Ramy Adeeb, founder of Snip.It
Ramy Adeeb, ready to disperse advice. (Image via Ramy Adeeb)

When Ramy Adeeb sold his startup, a news article curation site Snip.It to Yahoo! at the start of 2013 he’d already had a career as a software developer, worked at a VC and raised two rounds for his own startup.

He’s currently working on a new startup, and for the moment he can only say it’s “in the SMS space”.

At a recent TechWadi event in Beirut Adeeb stated that there were three things essential to building a company: build something people want, hire people you would work for, and don’t run out of cash.

Here he shared with Wamda what he knows about raising that money.

Don’t raise too early. Once you have raised money you will start spending it - hiring a sales team, increasing your marketing spend, etcetera. It will help you scale but will seldom help you find the market. Raising money is like pouring concrete: you shouldn't do it until you know what house to build.   

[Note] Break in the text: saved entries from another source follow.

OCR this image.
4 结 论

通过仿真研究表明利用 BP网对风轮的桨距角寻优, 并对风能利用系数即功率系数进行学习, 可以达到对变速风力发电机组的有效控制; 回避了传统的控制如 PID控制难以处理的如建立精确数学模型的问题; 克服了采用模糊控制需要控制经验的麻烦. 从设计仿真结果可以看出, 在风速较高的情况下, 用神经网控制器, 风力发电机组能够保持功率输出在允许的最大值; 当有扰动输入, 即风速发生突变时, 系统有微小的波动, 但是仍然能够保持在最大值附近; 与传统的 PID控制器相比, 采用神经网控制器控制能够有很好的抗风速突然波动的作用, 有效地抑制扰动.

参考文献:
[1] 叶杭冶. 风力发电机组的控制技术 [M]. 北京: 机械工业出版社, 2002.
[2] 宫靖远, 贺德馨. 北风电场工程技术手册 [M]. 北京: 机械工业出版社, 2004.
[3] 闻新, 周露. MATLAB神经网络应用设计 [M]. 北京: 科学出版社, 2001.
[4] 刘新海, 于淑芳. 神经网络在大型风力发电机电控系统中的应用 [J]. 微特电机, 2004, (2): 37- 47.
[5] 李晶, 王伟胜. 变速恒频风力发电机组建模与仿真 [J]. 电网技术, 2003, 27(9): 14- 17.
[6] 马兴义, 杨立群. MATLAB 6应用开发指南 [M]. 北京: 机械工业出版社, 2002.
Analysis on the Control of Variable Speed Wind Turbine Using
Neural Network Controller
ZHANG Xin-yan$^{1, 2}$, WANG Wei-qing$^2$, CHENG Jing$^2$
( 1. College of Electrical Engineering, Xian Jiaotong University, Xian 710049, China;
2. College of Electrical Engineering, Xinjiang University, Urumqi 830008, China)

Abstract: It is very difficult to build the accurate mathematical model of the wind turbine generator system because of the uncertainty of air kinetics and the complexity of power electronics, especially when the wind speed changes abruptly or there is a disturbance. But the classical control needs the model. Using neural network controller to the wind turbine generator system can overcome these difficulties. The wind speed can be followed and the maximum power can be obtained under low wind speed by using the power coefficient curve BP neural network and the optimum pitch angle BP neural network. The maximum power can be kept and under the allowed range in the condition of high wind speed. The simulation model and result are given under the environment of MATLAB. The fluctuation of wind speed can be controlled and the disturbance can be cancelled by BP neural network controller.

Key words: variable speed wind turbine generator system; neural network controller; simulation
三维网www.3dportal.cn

Raising money may take a while. So don’t worry about timing it perfectly. If you have built something people want and need capital to grow the team or accelerate its growth via marketing, then raise. But if you don't know if there's a product market fit, or you think the market isn't ready yet for the product, the money won't help you get there. Also, raising money dictates that your company exits in the future. If you want to build a lifestyle company that can turn profitable, consider bootstrapping instead.

Talk to the right investors. It’s not so much about finding a perfect fit, but more about ensuring you don't waste your time with investors who will not invest. Look for VCs passionate about your area and who write the right size check. Find a VC that has invested in your competition - but not your direct competition. It wouldn’t be a bad idea to talk to them.

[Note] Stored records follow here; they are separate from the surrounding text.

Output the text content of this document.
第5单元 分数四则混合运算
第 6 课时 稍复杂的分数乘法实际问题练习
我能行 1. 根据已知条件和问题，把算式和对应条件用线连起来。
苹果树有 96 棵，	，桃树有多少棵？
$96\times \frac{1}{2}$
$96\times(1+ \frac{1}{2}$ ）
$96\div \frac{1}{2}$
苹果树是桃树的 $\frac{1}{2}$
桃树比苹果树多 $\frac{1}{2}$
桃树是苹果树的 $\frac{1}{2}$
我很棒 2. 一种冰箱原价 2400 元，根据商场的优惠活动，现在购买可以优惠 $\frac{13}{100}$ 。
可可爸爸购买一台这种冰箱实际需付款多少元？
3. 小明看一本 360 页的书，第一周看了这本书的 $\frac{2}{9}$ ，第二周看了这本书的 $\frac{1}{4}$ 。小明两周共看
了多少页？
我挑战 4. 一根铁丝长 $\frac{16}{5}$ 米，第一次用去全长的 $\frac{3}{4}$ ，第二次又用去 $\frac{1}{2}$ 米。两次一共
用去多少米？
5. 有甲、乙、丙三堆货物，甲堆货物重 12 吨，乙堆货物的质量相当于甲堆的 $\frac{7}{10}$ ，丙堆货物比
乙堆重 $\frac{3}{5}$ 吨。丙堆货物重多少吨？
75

You’ve got to make an impact. Once you have identified the investor, you will want to stand out. Always research the person, send them something [a startup idea] relevant to their needs.

You story must compel. We, in the Middle East, are blessed with the skills of good storytelling. Use it! And when you tell it, as well as with passion, conviction and a bit of humility, talk about benefits as opposed to features. Tell stories instead of listing bullet points. Stories stick. And don't downplay every question they ask, arrogance is the sign of a fool. Instead, talk about what your company can become. Let their greed overcome their fear.

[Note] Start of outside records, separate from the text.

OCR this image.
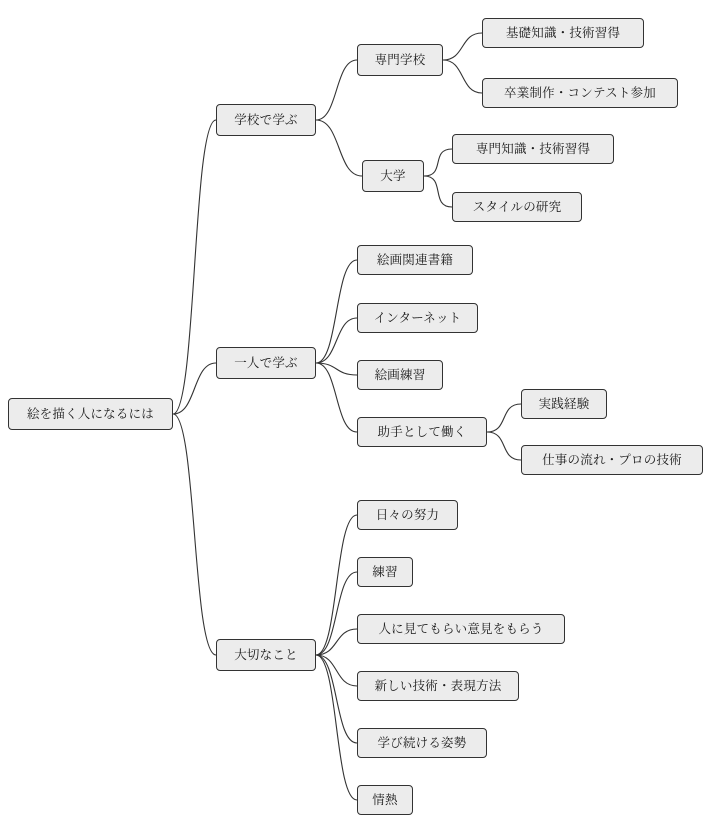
絵を描く人になるには
学校で学ぶ
専門学校
基礎知識・技術習得
卒業制作・コンテスト参加
大学
専門知識・技術習得
スタイルの研究
一人で学ぶ
絵画関連書籍
インターネット
絵画練習
助手として働く
実践経験
仕事の流れ・プロの技術
大切なこと
日々の努力
練習
人に見てもらい意見をもらう
新しい技術・表現方法
学び続ける姿勢
情熱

Approach potential VCs with a lot of preparation. You want to get a personal introduction, once you’ve identified the investor you’d like to attract, but don’t go over the top - no need to stalk them. If you can’t get a personal introduction, you can cold call. But you need to perfectly craft your email - spend a lot of time researching them, but write an email in three sentences or less that is personal, relevant, with a clear call to action.

Don’t be arrogant. When you meet with potential investors you should be honest. Don't overly downplay the challenges facing you company; you will leave investors wondering whether you are complacent or arrogant. And don't waste too much time with name-dropping associates: the more they posture influence the less they possess it.  

Don’t take rejection personally. I was rejected so many times, oh God. When I was raising my second round, so many people said “no”. It’s hard not to take it personally but you should not. The one quality that unites successful entrepreneurs is perseverance.

Be wary of how you get to meetings. Don't take public transportation from San Francisco to Sandhill Road. It's the primary reason you may show up late. Sweating.